Aqui fica mais um contributo precioso que, supostamente, deveria acordar muitos portugueses da inércia que nos soterra.

 

«SERMÃO DO BOM LADRÃO
A voracidade incontrolável do sector empresarial do Estado tem sido fonte de corrupção e miséria.
Espantoso é descobrir a denúncia destas espertezas lusas no “Sermão do Bom Ladrão”, do Padre António Vieira. “BASTA SENHOR QUE EU PORQUE ROUBO EM UMA BARCA SOU LADRÃO E VÓS PORQUE ROUBAIS EM UMA ARMADA, SOIS IMPERADOR? ASSIM É”.
Pois a armada agora será o sector empresarial do Estado guiado pelo lema do sorvedouro dos dinheiros públicos. Alguns pequenos exemplos, segundo um especialista.

HÁ 14.000 ENTIDADES, 900 FUNDAÇÕES, 100 EMPRESAS DO ESTADO CENTRAL E LOCAL COM DUPLICAÇÃO DE FUNÇÕES, DE DESPESAS E DESPERDÍCIOS ABSURDOS ALIMENTADAS POR DINHEIROS PÚBLICOS E TUTELADOS PELO GOVERNO. FUNCIONAM EM REGIME DE APAGÃO ORÇAMENTAL.

Outra particularidade lusa é A DE SERMOS O LÍDER EUROPEU DAS PARCERIAS PÚBLICO-PRIVADAS EM PERCENTAGENS DO PIB. Os encargos assumidos nestes contratos entre o sector público e os consórcios de empresas privadas nas infra-estruturas rodoviárias, ferroviárias e da saúde correspondiam, em 2009, a cerca de 50 MIL MILHÕES DE EUROS. Os vultuosos encargos da REFER e a Estradas de Portugal também não eram sujeitos a prestação de contas.
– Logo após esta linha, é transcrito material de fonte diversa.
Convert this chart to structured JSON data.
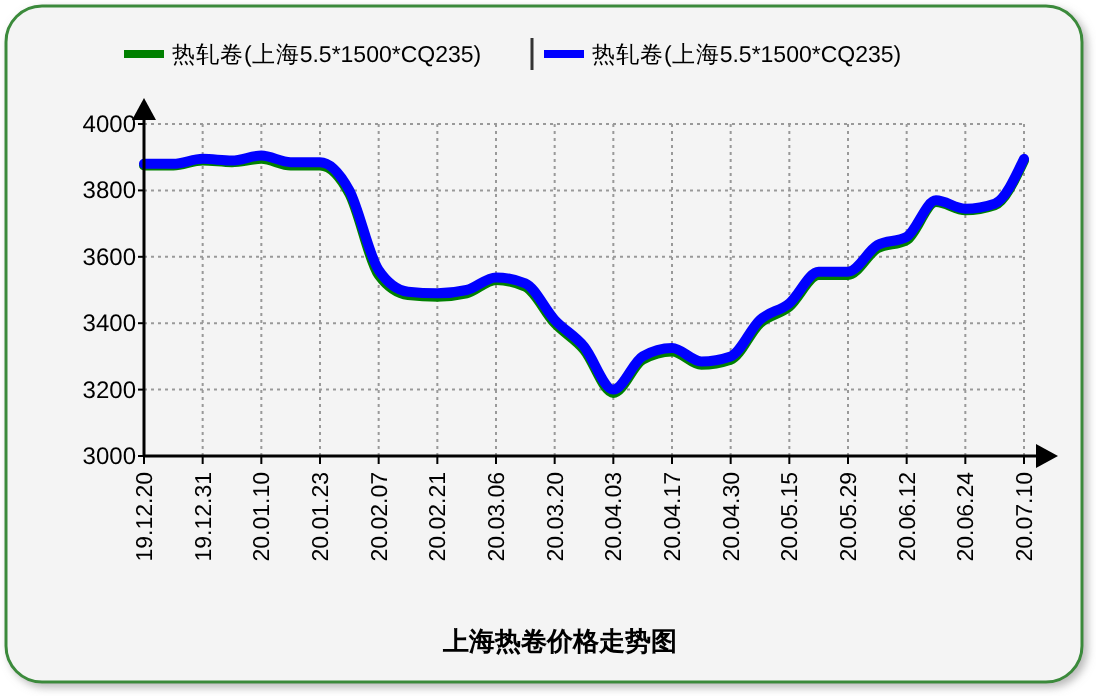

Os fins públicos visados nalguns destes grandes negócios são curiosos: traduzem-se numa rede de transações entre o Estado e particulares, intermediadas por empresas-veículo das quais o Estado também faz parte, com SOBREFATURAÇÃO AO CONTRIBUINTE, numa original competitividade. A proteção do concessionário privado tornou-se normalmente ruinosa para o Estado.

Outro mistério é o fenómeno da derrapagem nas obras públicas.
A Casa da Música apresentou uma derrapagem de 300%. Não é excepção. A metodologia das derrapagens parece essencial. OS ESTÁDIOS DO EURO-2004 SÃO UM ENCARGO DE MAIS DE MIL MILHÕES DE EUROS A SUPORTAR EM 20 ANOS.
É O CAMPO DE ALTO RISCO DAS DECISÕES SOBRE MERCADOS PÚBLICOS, OBRAS, EMPREITADAS,SUBSÍDIOS.SEM PRESTAÇÃO DE CONTAS. SEM GESTÃO DE RISCOS. O ESTADO TEM ASSUMIDO QUASE SEMPRE OS ENCARGOS COM PROTECÇÃO EXAGERADA DAS EMPRESAS PRIVADAS, COMO SE OS DECISORES PÚBLICOS NÃO ESTIVESSEM VINCULADOS POR DEVERES DE EFICIÊNCIA NO BOM USO DOS DINHEIROS DOS CONTRIBUINTES. Neste húmus de más práticas foi como se o ESTADO ENTREGASSE A CHAVE DO GALINHEIRO À RAPOSA.
A CRÓNICA MÁ GESTÃO DOS DINHEIROS PÚBLICOS ALIADA AO CONCUBINATO ENTRE CERTAS EMPRESAS E O ESTADO DESTRUÍRAM A ECONOMIA E A CAPACIDADE DE PRODUZIR RIQUEZA.
Foi o resvalar da incompetência e do desleixo para formas de corrupção sistemática com o descontrolado endividamento público.
O sistema económico da livre iniciativa foi substituído pelo sistema da planificação central das comissões.


A INOPERÂNCIA DA JUSTIÇA NESTA ÁREA AGRAVOU A PATOLOGIA. NINGUÉM RESPONDEU FINANCEIRAMENTE POR NADA. Consagrou-se um espaço de actuação sem risco. O resultado está à vista: empobrecimento do país, enriquecimento ilícito e imoralidade pública.
O Ministério Público, a polícia, os tribunais devem assumir a sua quota-parte de responsabilidade na mudança da parábola do bom ladrão. “ROUBAR POUCO É CULPA, ROUBAR MUITO É GRANDEZA”. Até quando?»